T5 user defined loss function

I am fine-tuning T5 for paraphrase generation and want to add a diversity measure for the generated sentences in the loss function. After reading the source code, I still have no clue how to add that.

I know I can generate multiple sentences using:
outs = model.generate(input_ids=batch[‘source_ids’].cuda(),
max_length=maxlen,do_sample=True, top_k=120,
and I know how to calculate my metrics based on this ‘outs’.
However, I don’t know how to find this outputs in the return of ‘forward’ function for ’ T5ForConditionalGeneration’.

Also, I couldn’t find the definition for this ‘generate’ function.

HI @mengyahu, T5ForConditionalGeneration won’t return the generations, you need to call generate yourself to get the outs. When you pass labels it calculates the standard cross-entropy loss, here

generate is defined here

Thanks, @valhalla Suraj! This is very helpful!

Could you help me understand the difference of ‘forward’ and ‘_step’ in your example code:

def forward(
      self, input_ids, attention_mask=None, decoder_input_ids=None, decoder_attention_mask=None, lm_labels=None
    return self.model(

  def _step(self, batch):
    lm_labels = batch["target_ids"]
    lm_labels[lm_labels[:, :] == self.tokenizer.pad_token_id] = -100

    outputs = self(

    loss = outputs[0]

    return loss

My understanding is ‘self(xxxxxx)’ in the ‘_step’ is running the ‘forward’ function defined above and the ‘self.model(xxxxxx)’ in the ‘forward’ function above is running the ‘forward’ function of T5ForConditionalGeneration.from_pretrained(hparams.model_name_or_path).

so to define my own loss function, I need to define it in the ‘_step’ like:

def _step(self, batch):
        labels = batch["target_ids"]
        labels[labels[:, :] == self.tokenizer.pad_token_id] = -100

        outputs = self(

        loss1 = outputs[0]

       beam_outputs = self.generate( xxxxxx )
       loss2 = my_metrics(beam_outputs)
       loss = loss1+loss2            
       return loss

Here I use self.generate( xxxxxx ) rather than self.model.generate(xx) because self.model is that pretrained model in the input, right?


Yes, you are right about the _step method.
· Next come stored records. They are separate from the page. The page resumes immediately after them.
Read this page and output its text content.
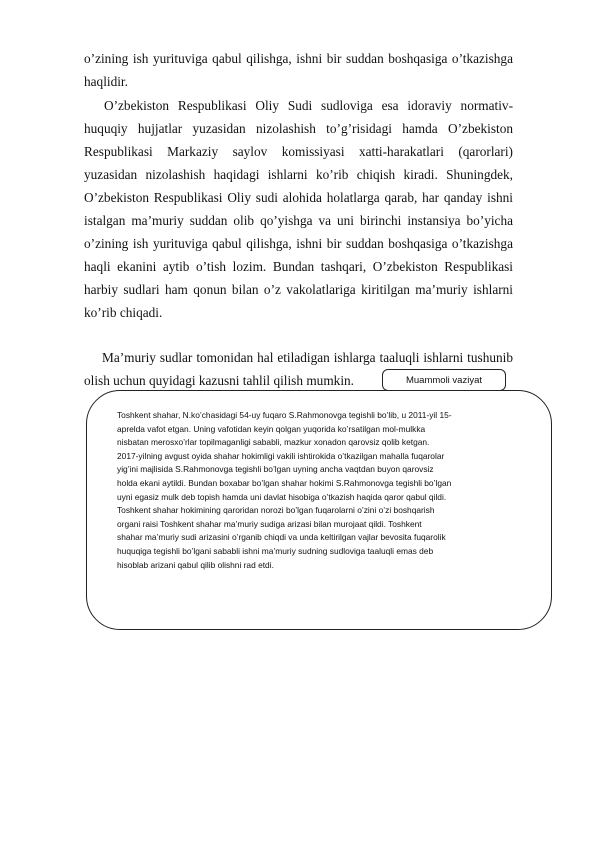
o’zining ish yurituviga qabul qilishga, ishni bir suddan boshqasiga o’tkazishga haqlidir.

O’zbekiston Respublikasi Oliy Sudi sudloviga esa idoraviy normativ- huquqiy hujjatlar yuzasidan nizolashish to’g’risidagi hamda O’zbekiston Respublikasi Markaziy saylov komissiyasi xatti-harakatlari (qarorlari) yuzasidan nizolashish haqidagi ishlarni ko’rib chiqish kiradi. Shuningdek, O’zbekiston Respublikasi Oliy sudi alohida holatlarga qarab, har qanday ishni istalgan ma’muriy suddan olib qo’yishga va uni birinchi instansiya bo’yicha o’zining ish yurituviga qabul qilishga, ishni bir suddan boshqasiga o’tkazishga haqli ekanini aytib o’tish lozim. Bundan tashqari, O’zbekiston Respublikasi harbiy sudlari ham qonun bilan o’z vakolatlariga kiritilgan ma’muriy ishlarni ko’rib chiqadi.

Ma’muriy sudlar tomonidan hal etiladigan ishlarga taaluqli ishlarni tushunib olish uchun quyidagi kazusni tahlil qilish mumkin.	Muammoli vaziyat

Toshkent shahar, N.ko’chasidagi 54-uy fuqaro S.Rahmonovga tegishli bo’lib, u 2011-yil 15-
aprelda vafot etgan. Uning vafotidan keyin qolgan yuqorida ko’rsatilgan mol-mulkka
nisbatan merosxo’rlar topilmaganligi sababli, mazkur xonadon qarovsiz qolib ketgan.
2017-yilning avgust oyida shahar hokimligi vakili ishtirokida o’tkazilgan mahalla fuqarolar
yig’ini majlisida S.Rahmonovga tegishli bo’lgan uyning ancha vaqtdan buyon qarovsiz
holda ekani aytildi. Bundan boxabar bo’lgan shahar hokimi S.Rahmonovga tegishli bo’lgan
uyni egasiz mulk deb topish hamda uni davlat hisobiga o’tkazish haqida qaror qabul qildi.
Toshkent shahar hokimining qaroridan norozi bo’lgan fuqarolarni o’zini o’zi boshqarish
organi raisi Toshkent shahar ma’muriy sudiga arizasi bilan murojaat qildi. Toshkent
shahar ma’muriy sudi arizasini o’rganib chiqdi va unda keltirilgan vajlar bevosita fuqarolik
huquqiga tegishli bo’lgani sababli ishni ma’muriy sudning sudloviga taaluqli emas deb
hisoblab arizani qabul qilib olishni rad etdi.
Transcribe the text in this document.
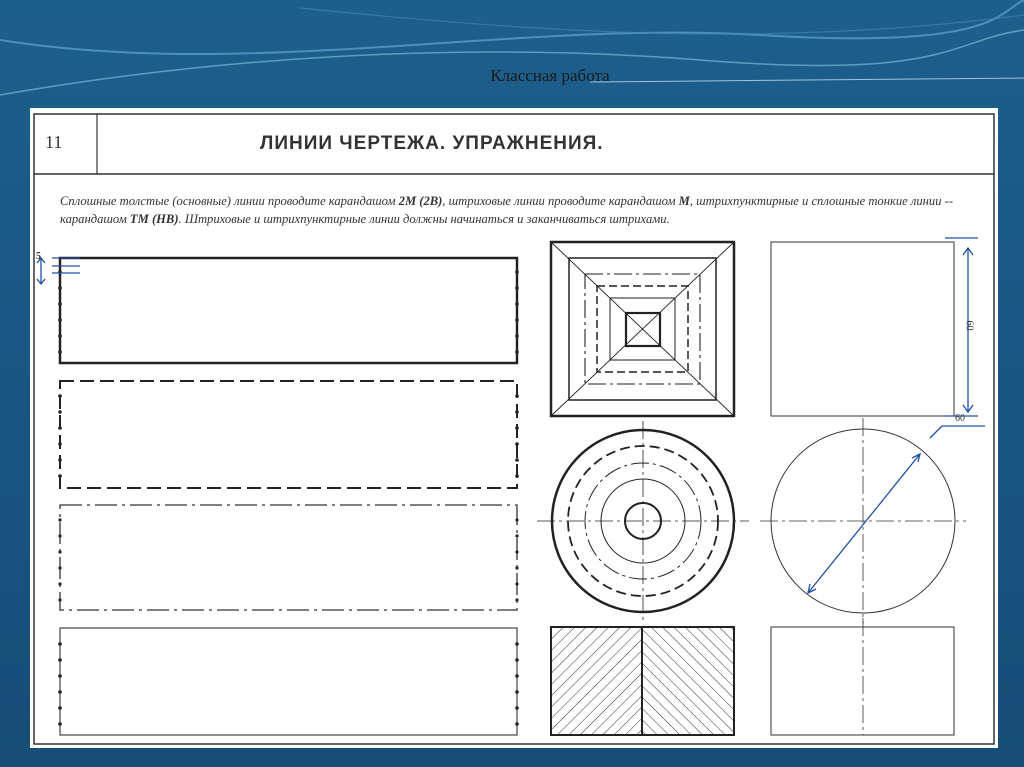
Классная работа
11	ЛИНИИ ЧЕРТЕЖА. УПРАЖНЕНИЯ.
Сплошные толстые (основные) линии проводите карандашом 2М (2В), штриховые линии проводите карандашом М, штрихпунктирные и сплошные тонкие линии -- карандашом ТМ (НВ). Штриховые и штрихпунктирные линии должны начинаться и заканчиваться штрихами.
5
60
60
And .generate can’t be called on self because here self is an instance of the LightningModule .


Just a tip to save you some hassle in the event that you did not already know what I’m about to say.

You’re going to hit a snag in your idea here if you try to pass gradients from this new loss, but of course it is fine for a logging metric.

Gradients cannot flow through a sampling method such as arg max, beam search, or nucleus sampling because the function is non-differentiable. If you train your model with this loss, it will have no bearing on your results.

loss = diversity_loss + lm_loss
loss.backward() # gradients for diversity_loss will all be zero, but your model will still train, so be careful, it is not impacting your training whatsoever!
1 Like

Thanks for the reminder, @chrisdoyleIE ! This is surprising to me! Could you provide me with a solution if I want diversity_loss to have influence on my model?

You need a differentiable model to do the sampling for you :slight_smile:

Let V be the set of words in the vocabulary. Some models define a reinforcement learning model with a state space vector x with dimension |V|, such that x_i can be any integer in V, and a discreet action space of all integers in V.

Someone linked a paper from salesforce which follows this general idea but adds a few useful bells and whistles.

Thanks! I linked the paper. They just defined the loss on the sampling, but did not provide code, so I am not sure how they did it.

I do not know what is ‘a differentiable model to do the sampling’. Could you give me more details on this?

It’s a whole field within itself and difficult to describe in a paragraph, but I’ll try to point you in the right direction.

Check out reinforcement learning first, then read that salesforce paper with newfound vigour! The way to make sampling differentiable is to train a function to do this job, such that the input is your probability distribution, and the output is some index in the range [0, V].

Beyond this explanation, I’m afraid I can’t offer too much help. Check out some of the papers with reinforcement learning in them here

1 Like

Thanks! This guidance is very helpful!

Hi. Thanks for your explanation.
Do you have a paper, or some key-words to search on the thing you said about training a function to do the sampling?